The number of patients in whom iv PCA or sciatic nerve block was used was similar in the two groups. On POD 1, pain score in the CC group was not significantly different from that in the CT group (Table 2). In the CT group, NRS of the patients with leakage (3 [0–6]) was similar to that of the patients without leakage (3.0 [0–6]) (P = 0.67). None of the patients showed procedure-related complications including nerve injury, bleeding, and infection.

Discussion

Leakage of the drug from the needle insertion site is a serious problem in continuous peripheral nerve block using the catheter-through-needle method. Glue [4] or catheter tunneling [5] has been used to prevent leakage from the insertion site. This is the first randomized control study to compare the incidences of leakage of local anesthetics from the catheter insertion site during continuous femoral nerve block when using CC and CT. The results of this study showed that CC was more effective than CT for preventing leakage. CC prevented leakage even during bolus administration, which created relative high outflow pressure. On the other hand, leakage from the insertion site was observed not only during bolus administration but also during continuous administration when CT was used.

CT has an 18-guage needle and a 20-guage catheter with 6 side holes from the tip to 14.5 mm proximal site according to data from the manufacturer.
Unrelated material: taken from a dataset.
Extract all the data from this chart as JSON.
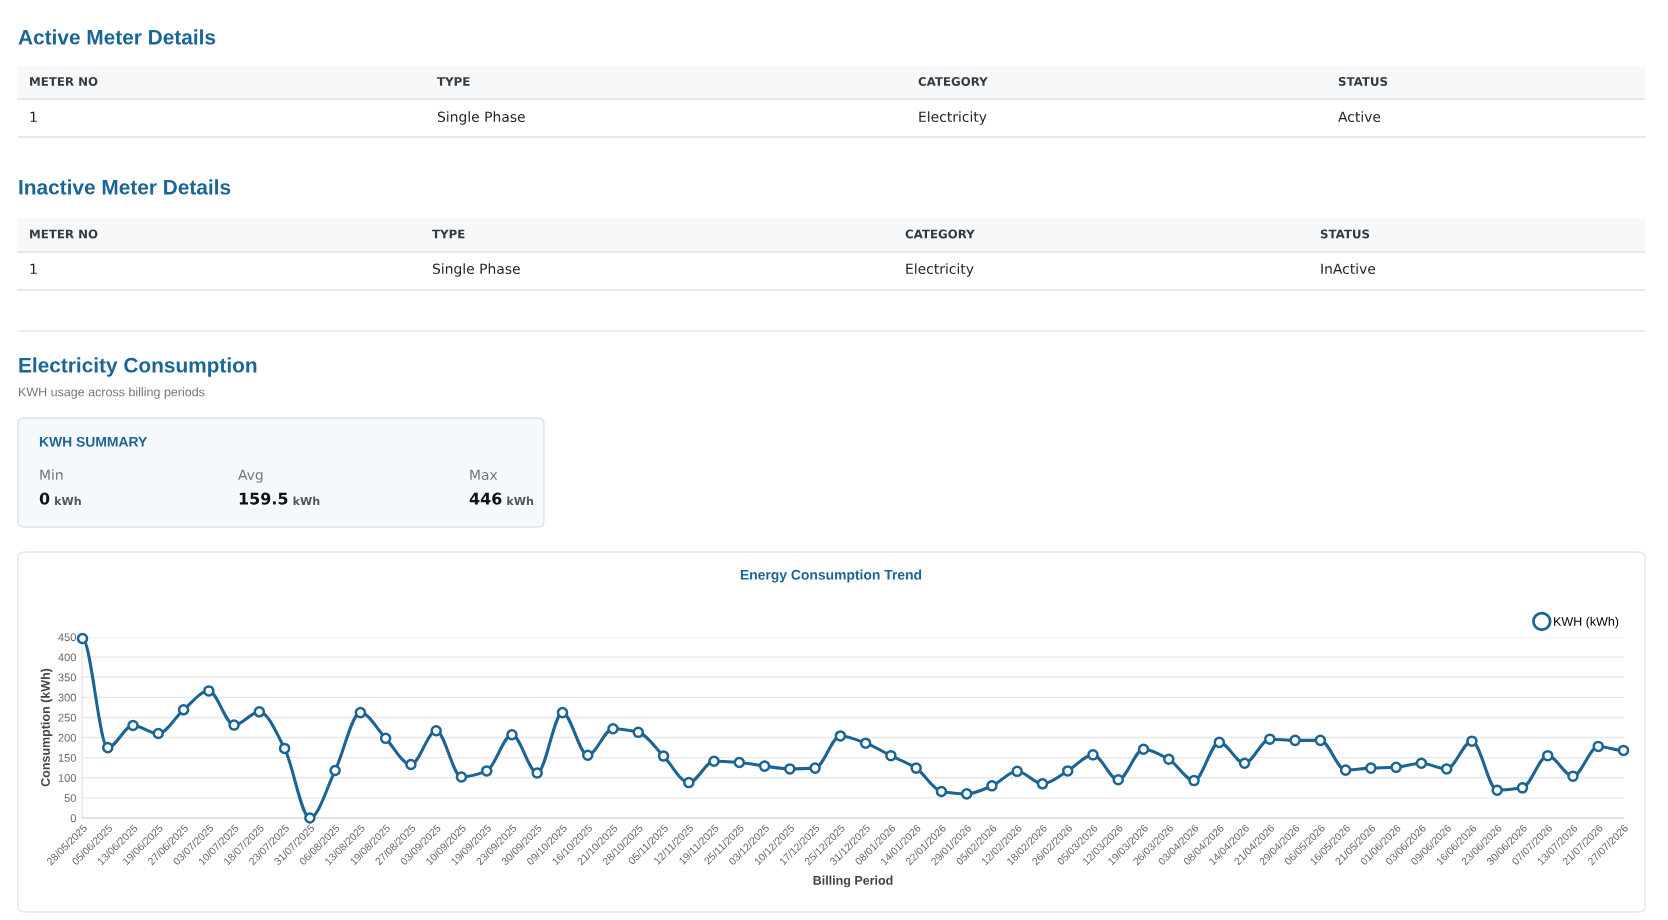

The difference in diameters can make the seal between the catheter and skin loose, resulting in leakage. On the other hand, CC has the catheter fitted over the needle like an i.v. catheter design, and does not have side holes. The diameter of the puncture hole by the needle (25-guage) is smaller than that of the catheter (19-guage). Therefore, the catheter tightly fits the skin, minimizing leakage from the insertion site. Yu et al. examined the usefulness of catheter-over-needle for prevention of leakage during continuous femoral block using finer catheter (22-guage) from those we used [6]. They also concluded that the incidence of leakage with catheter-over-needle was less than that with catheter-through-needle. The leakage of local anesthetics may result in unsuccessful postoperative pain relief. However, NRS of the patients with leakage was also similar to that of the patients without leakage in the CTN group. In our study, 14 of 20 patients in each group received iv PCA in addition to continuous femoral nerve block. Iv PCA might have made it difficult to detect the difference in the postoperative pain between the two groups.

In conclusion, CC is more effective than CT for the prevention of leakage of local anesthetics from the insertion site during continuous femoral nerve block.